Dieser Fall zeigt, dass kompetent durchgeführte Reparaturen von Leistungstransformatoren je nach Schadensfall auch in kurzer Zeit möglich sind. Neben der Wiederherstellung der Betriebsbereitschaft können auch Maßnahmen, die die Lebensdauer des Transformators verlängern und/oder eine Anpassung an geänderte Betriebsweisen vorsehen, durchgeführt werden.

Jedoch wird jeder Betreiber eine solche Investition lieber geplant als ungeplant durchführen, denn die geringe Ausfallrate von Siemenstransformatoren steht den enormen Kosten gegenüber, die bei derartigen Ausfällen entstehen können. Durch sinnvolles Condition Assessment Management kann man vielen Ausfällen vorbeugen und eventuell nötige Modernisierungen geplant durchführen. Die hierfür eingesetzten Investitionen rechnen sich durch ein geringeres Ausfallrisiko und steigende Effizienz der behandelten Einheiten.

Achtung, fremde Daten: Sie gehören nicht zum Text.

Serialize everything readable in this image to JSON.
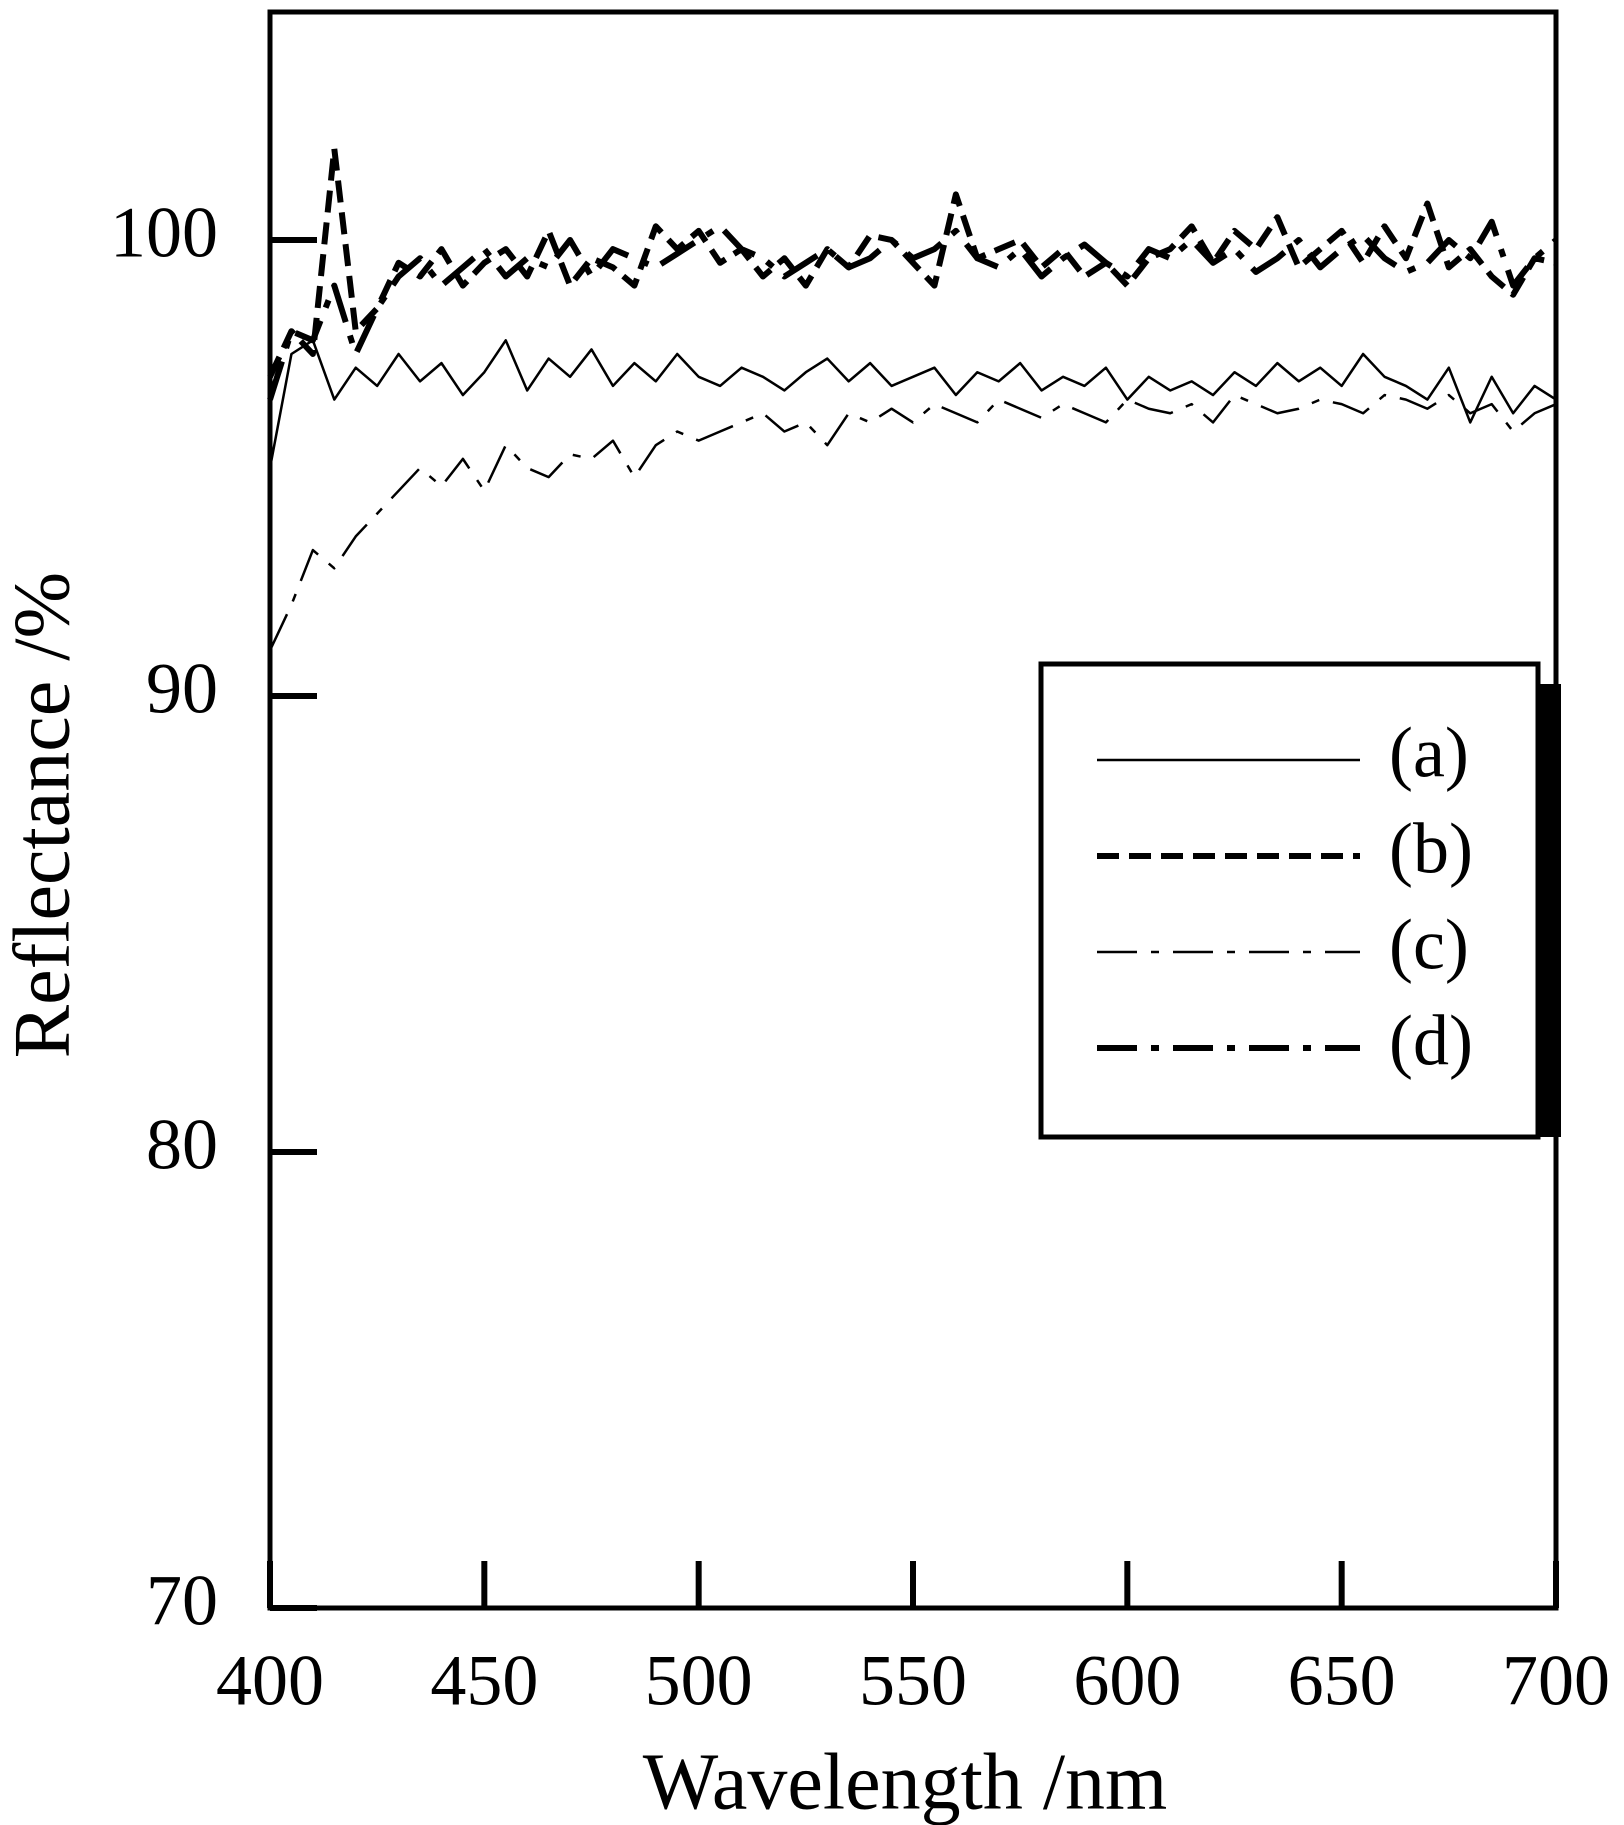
{
  "chart_data": {
    "type": "line",
    "x_label": "Wavelength /nm",
    "y_label": "Reflectance /%",
    "xlim": [
      400,
      700
    ],
    "xticks": [
      400,
      450,
      500,
      550,
      600,
      650,
      700
    ],
    "ylim": [
      70,
      105
    ],
    "yticks": [
      70,
      80,
      90,
      100
    ],
    "x": [
      400,
      405,
      410,
      415,
      420,
      425,
      430,
      435,
      440,
      445,
      450,
      455,
      460,
      465,
      470,
      475,
      480,
      485,
      490,
      495,
      500,
      505,
      510,
      515,
      520,
      525,
      530,
      535,
      540,
      545,
      550,
      555,
      560,
      565,
      570,
      575,
      580,
      585,
      590,
      595,
      600,
      605,
      610,
      615,
      620,
      625,
      630,
      635,
      640,
      645,
      650,
      655,
      660,
      665,
      670,
      675,
      680,
      685,
      690,
      695,
      700
    ],
    "series": [
      {
        "name": "(a)",
        "color": "#000000",
        "width": 2.5,
        "style": "solid",
        "values": [
          95.0,
          97.5,
          97.8,
          96.5,
          97.2,
          96.8,
          97.5,
          96.9,
          97.3,
          96.6,
          97.1,
          97.8,
          96.7,
          97.4,
          97.0,
          97.6,
          96.8,
          97.3,
          96.9,
          97.5,
          97.0,
          96.8,
          97.2,
          97.0,
          96.7,
          97.1,
          97.4,
          96.9,
          97.3,
          96.8,
          97.0,
          97.2,
          96.6,
          97.1,
          96.9,
          97.3,
          96.7,
          97.0,
          96.8,
          97.2,
          96.5,
          97.0,
          96.7,
          96.9,
          96.6,
          97.1,
          96.8,
          97.3,
          96.9,
          97.2,
          96.8,
          97.5,
          97.0,
          96.8,
          96.5,
          97.2,
          96.0,
          97.0,
          96.2,
          96.8,
          96.5
        ]
      },
      {
        "name": "(b)",
        "color": "#000000",
        "width": 6,
        "style": "dashed",
        "values": [
          97.0,
          98.0,
          97.5,
          102.0,
          98.0,
          98.5,
          99.5,
          99.2,
          99.8,
          99.0,
          99.5,
          99.8,
          99.2,
          100.2,
          99.0,
          99.6,
          99.4,
          99.0,
          100.3,
          99.8,
          100.2,
          99.5,
          99.8,
          99.2,
          99.6,
          99.0,
          99.8,
          99.4,
          100.1,
          100.0,
          99.5,
          99.0,
          101.0,
          99.6,
          99.8,
          100.0,
          99.4,
          99.8,
          99.2,
          99.5,
          99.0,
          99.6,
          99.8,
          100.3,
          99.5,
          100.2,
          99.8,
          100.5,
          99.4,
          99.8,
          100.2,
          99.5,
          100.3,
          99.6,
          100.8,
          99.4,
          99.8,
          99.2,
          98.8,
          99.6,
          99.5
        ]
      },
      {
        "name": "(c)",
        "color": "#000000",
        "width": 2.5,
        "style": "dashdot",
        "values": [
          91.0,
          92.0,
          93.2,
          92.8,
          93.5,
          94.0,
          94.5,
          95.0,
          94.6,
          95.2,
          94.5,
          95.5,
          95.0,
          94.8,
          95.3,
          95.2,
          95.6,
          94.8,
          95.5,
          95.8,
          95.6,
          95.8,
          96.0,
          96.2,
          95.8,
          96.0,
          95.5,
          96.2,
          96.0,
          96.3,
          96.0,
          96.4,
          96.2,
          96.0,
          96.5,
          96.3,
          96.1,
          96.4,
          96.2,
          96.0,
          96.5,
          96.3,
          96.2,
          96.4,
          96.0,
          96.6,
          96.4,
          96.2,
          96.3,
          96.5,
          96.4,
          96.2,
          96.6,
          96.5,
          96.3,
          96.6,
          96.2,
          96.4,
          95.8,
          96.2,
          96.4
        ]
      },
      {
        "name": "(d)",
        "color": "#000000",
        "width": 6,
        "style": "dashdot",
        "values": [
          96.5,
          98.0,
          97.8,
          99.0,
          97.5,
          98.5,
          99.2,
          99.6,
          99.0,
          99.4,
          99.8,
          99.2,
          99.6,
          99.4,
          100.0,
          99.2,
          99.8,
          99.6,
          99.4,
          99.7,
          100.0,
          100.3,
          99.8,
          99.6,
          99.2,
          99.5,
          99.8,
          99.4,
          99.6,
          100.0,
          99.6,
          99.8,
          100.2,
          99.6,
          99.4,
          99.8,
          99.2,
          99.6,
          99.9,
          99.5,
          99.2,
          99.8,
          99.6,
          100.0,
          99.5,
          99.8,
          99.3,
          99.6,
          100.0,
          99.4,
          99.8,
          100.1,
          99.6,
          99.3,
          99.5,
          100.0,
          99.6,
          100.4,
          99.0,
          99.6,
          100.0
        ]
      }
    ]
  }
}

R. Hadlich, M. Köhler & U. Thiess (Siemens)

Mobiles Prüffeld

Eckdaten:

- Autarke Energieversorgung des Prüffeldes durch 1.000kW Diesel

- Leistung des Prüffeldes 1,2 MVA

- Dreiphasige Prüfspannung bis 76kV; 50Hz 125Hz

Mögliche Vor-Ort-Prüfungen:

- Induzierte und angelegte Spannungsprüfung

- Bestimmung Leerlaufstrom & Leerlaufverluste

- Messung von lastabhängigen Verlusten und Impedanzen

- Teilentladungsmessungen

- sowie alle Offline-Messungen (Level 2 Assessment)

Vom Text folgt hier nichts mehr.